Overall build Stage 0 Stage 1 Stage 2 libs-host libs-target
Build platform build build build build build build
Host platform host build build host host target
Target platform target build host target --- ---

Where libs-host refers to the libraries and RTS that we are building to link with the stage 2 compiler, and libs-target refers to the libraries and RTS that will be linked with binaries built by the stage 2 compiler to run on the target platform.

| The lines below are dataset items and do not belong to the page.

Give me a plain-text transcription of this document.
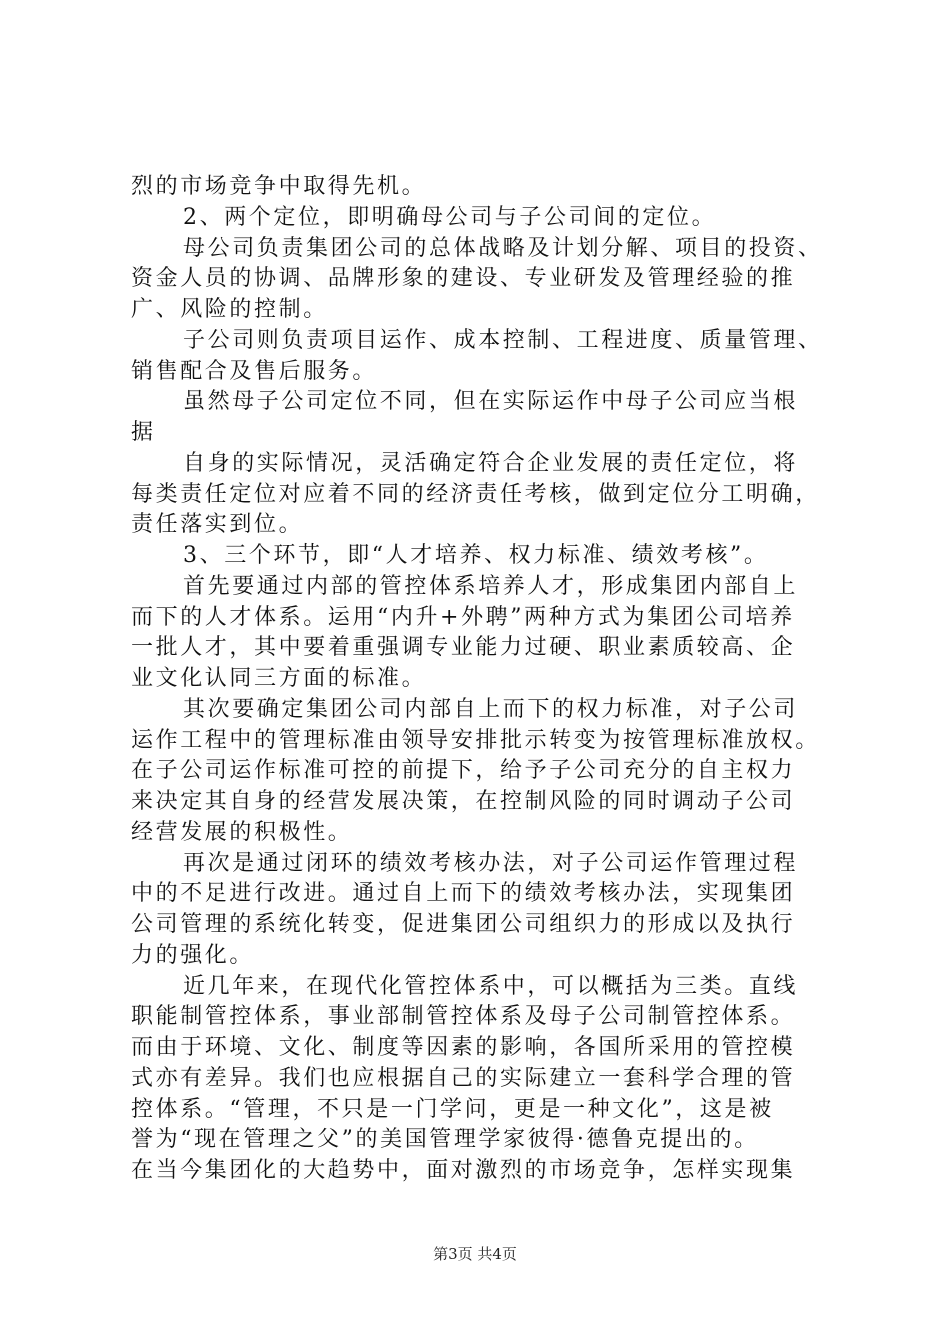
烈的市场竞争中取得先机。
2、两个定位，即明确母公司与子公司间的定位。
母公司负责集团公司的总体战略及计划分解、项目的投资、
资金人员的协调、品牌形象的建设、专业研发及管理经验的推
广、风险的控制。
子公司则负责项目运作、成本控制、工程进度、质量管理、
销售配合及售后服务。
虽然母子公司定位不同，但在实际运作中母子公司应当根
据
自身的实际情况，灵活确定符合企业发展的责任定位，将
每类责任定位对应着不同的经济责任考核，做到定位分工明确，
责任落实到位。
3、三个环节，即“人才培养、权力标准、绩效考核”。
首先要通过内部的管控体系培养人才，形成集团内部自上
而下的人才体系。运用“内升+外聘”两种方式为集团公司培养
一批人才，其中要着重强调专业能力过硬、职业素质较高、企
业文化认同三方面的标准。
其次要确定集团公司内部自上而下的权力标准，对子公司
运作工程中的管理标准由领导安排批示转变为按管理标准放权。
在子公司运作标准可控的前提下，给予子公司充分的自主权力
来决定其自身的经营发展决策，在控制风险的同时调动子公司
经营发展的积极性。
再次是通过闭环的绩效考核办法，对子公司运作管理过程
中的不足进行改进。通过自上而下的绩效考核办法，实现集团
公司管理的系统化转变，促进集团公司组织力的形成以及执行
力的强化。
近几年来，在现代化管控体系中，可以概括为三类。直线
职能制管控体系，事业部制管控体系及母子公司制管控体系。
而由于环境、文化、制度等因素的影响，各国所采用的管控模
式亦有差异。我们也应根据自己的实际建立一套科学合理的管
控体系。“管理，不只是一门学问，更是一种文化”，这是被
誉为“现在管理之父”的美国管理学家彼得·德鲁克提出的。
在当今集团化的大趋势中，面对激烈的市场竞争，怎样实现集
第3页 共4页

In the special case where we are using cross compilation to bootstrap a new platform, as in the above example, we have host == target:

Overall buildStage 1Stage 2libs-host
Build platform build build build build
Host platform target build target target
Target platformtarget target target

Note that with host == target, libs-host == libs-target, so we only need to build the RTS and libraries once (fortunately, because the GHC build system only supports building them once).

Suppose we wanted to build a cross-compiler to run on the current platform. Then we could configure with build == host, but target is different:

Overall buildStage 1Stage 2libs-hostlibs-target
Build platform build build build build build
Host platform build build build build target
Target platformtarget build target

Note in this configuration that we need both libs-host and libs-target, so currently the GHC build system does not support building this kind of cross-compiler. Fortunately, most of the things you would want to do with this kind of cross-compiler are supported by the first kind, the only caveat is that you can't install a cross-compiler that way.


Here is how it should work:

$ ./configure --build=<here> --host=<there> --target=<there>

note that we're cross-compiling from the build machine to the host machine. The target machine is the same as the host: the GHC that we're trying to create will generate binaries for host.

No doubt we'll also need to specify some additional configuration parameters to tell the build system where to find our cross-compilation tools. Perhaps something like

  • stage 1: runs on build, compiles for host
  • stage 2: runs on host, compiles for host

Things that probably need fixing

  • The configure script doesn't let you specify different build, host, and target right now
  • The build systme has no distinction between the gcc used to compile from build->build and build->host.
  • We can't build anything with stage2 when cross-compiling, e.g. Haddock and DPH must be disabled.